Until 1920, the ministry was a stronghold of the upper hierarchy of the Royal Army, who always rejected any form of control by the Parliament of Italy. During the years from 1861 to 1920, the minister usually was a Royal Army general, the office of the Royal Army's chief of the general staff dominated Royal Army policymaking, and civilians rarely had much of a say in the Royal Army's affairs. If anything, Italy's participation in World War I(May 1915–November 1918) increased the general staff's dominance within the ministry. When Ivanoe Bonomi became Minister of War in the Fifth Giolitti government in 1920, however, he introduced a reform of the military system which took his name and reduced the powers of the office of the chief of the general staff.[2]

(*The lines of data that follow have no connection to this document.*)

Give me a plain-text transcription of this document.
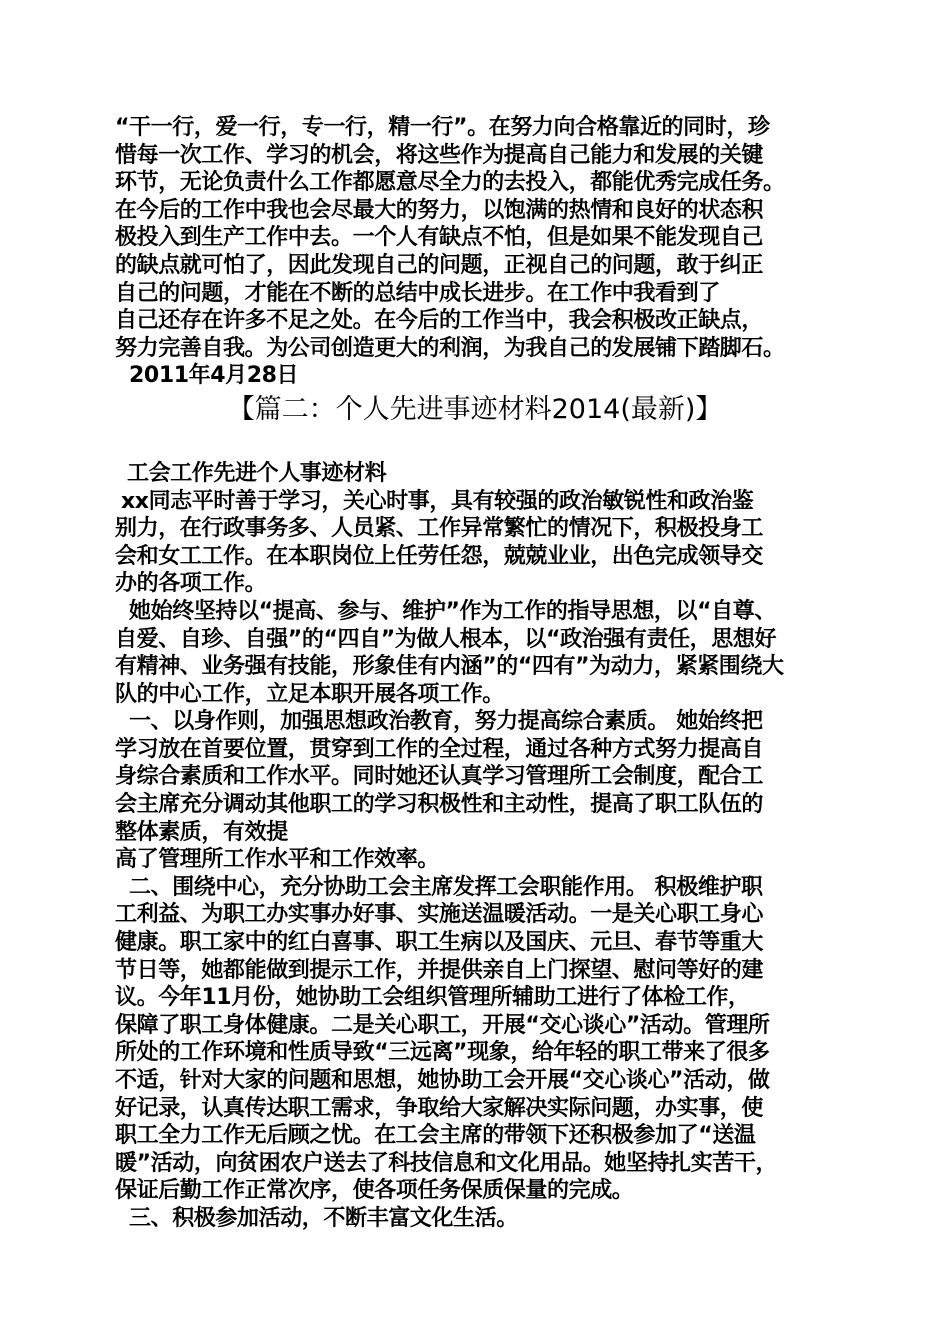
“干一行，爱一行，专一行，精一行”。在努力向合格靠近的同时，珍
惜每一次工作、学习的机会，将这些作为提高自己能力和发展的关键
环节，无论负责什么工作都愿意尽全力的去投入，都能优秀完成任务。
在今后的工作中我也会尽最大的努力，以饱满的热情和良好的状态积
极投入到生产工作中去。一个人有缺点不怕，但是如果不能发现自己
的缺点就可怕了，因此发现自己的问题，正视自己的问题，敢于纠正
自己的问题，才能在不断的总结中成长进步。在工作中我看到了
自己还存在许多不足之处。在今后的工作当中，我会积极改正缺点，
努力完善自我。为公司创造更大的利润，为我自己的发展铺下踏脚石。
2011年4月28日
【篇二：个人先进事迹材料2014(最新)】
工会工作先进个人事迹材料
xx同志平时善于学习，关心时事，具有较强的政治敏锐性和政治鉴
别力，在行政事务多、人员紧、工作异常繁忙的情况下，积极投身工
会和女工工作。在本职岗位上任劳任怨，兢兢业业，出色完成领导交
办的各项工作。
她始终坚持以“提高、参与、维护”作为工作的指导思想，以“自尊、
自爱、自珍、自强”的“四自”为做人根本，以“政治强有责任，思想好
有精神、业务强有技能，形象佳有内涵”的“四有”为动力，紧紧围绕大
队的中心工作，立足本职开展各项工作。
一、以身作则，加强思想政治教育，努力提高综合素质。 她始终把
学习放在首要位置，贯穿到工作的全过程，通过各种方式努力提高自
身综合素质和工作水平。同时她还认真学习管理所工会制度，配合工
会主席充分调动其他职工的学习积极性和主动性，提高了职工队伍的
整体素质，有效提
高了管理所工作水平和工作效率。
二、围绕中心，充分协助工会主席发挥工会职能作用。 积极维护职
工利益、为职工办实事办好事、实施送温暖活动。一是关心职工身心
健康。职工家中的红白喜事、职工生病以及国庆、元旦、春节等重大
节日等，她都能做到提示工作，并提供亲自上门探望、慰问等好的建
议。今年11月份，她协助工会组织管理所辅助工进行了体检工作，
保障了职工身体健康。二是关心职工，开展“交心谈心”活动。管理所
所处的工作环境和性质导致“三远离”现象，给年轻的职工带来了很多
不适，针对大家的问题和思想，她协助工会开展“交心谈心”活动，做
好记录，认真传达职工需求，争取给大家解决实际问题，办实事，使
职工全力工作无后顾之忧。在工会主席的带领下还积极参加了“送温
暖”活动，向贫困农户送去了科技信息和文化用品。她坚持扎实苦干，
保证后勤工作正常次序，使各项任务保质保量的完成。
三、积极参加活动，不断丰富文化生活。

Under the fascist government of Prime MinisterBenito Mussolini, Mussolini himself served as the Minister of War from 1925 to 1929 and from 1933 to 25 July 1943, delegating its ordinary management to a Royal Army general, who he appointed as undersecretary of state. The Mussolini government made changes to the Ministry of War's responsibilities during the mid-1920s. On 30 August 1925, it split off the Ministry of War's oversight of aviation activities into a new Ministry of Aeronautics, reflecting the transformation of the Ministry of War's Commissariat for Aeronautics into the new Regia Aeronautica ("Royal Air Force") in 1923.[3] With the "Mussolini Order" of 1926, oversight of the Royal Corps of Colonial Troops (Italian: Regio Corpo Truppe Coloniali, or RCTC) in the colonies of the Italian Empire moved from the Ministry of War to the Ministry of the Colonies.
In 1946, the Italian Republic replaced the Kingdom of Italy. Under the republic, the Ministry of War exercised oversight of what was now known as the Italian Army (Italian: Esercito Italiano).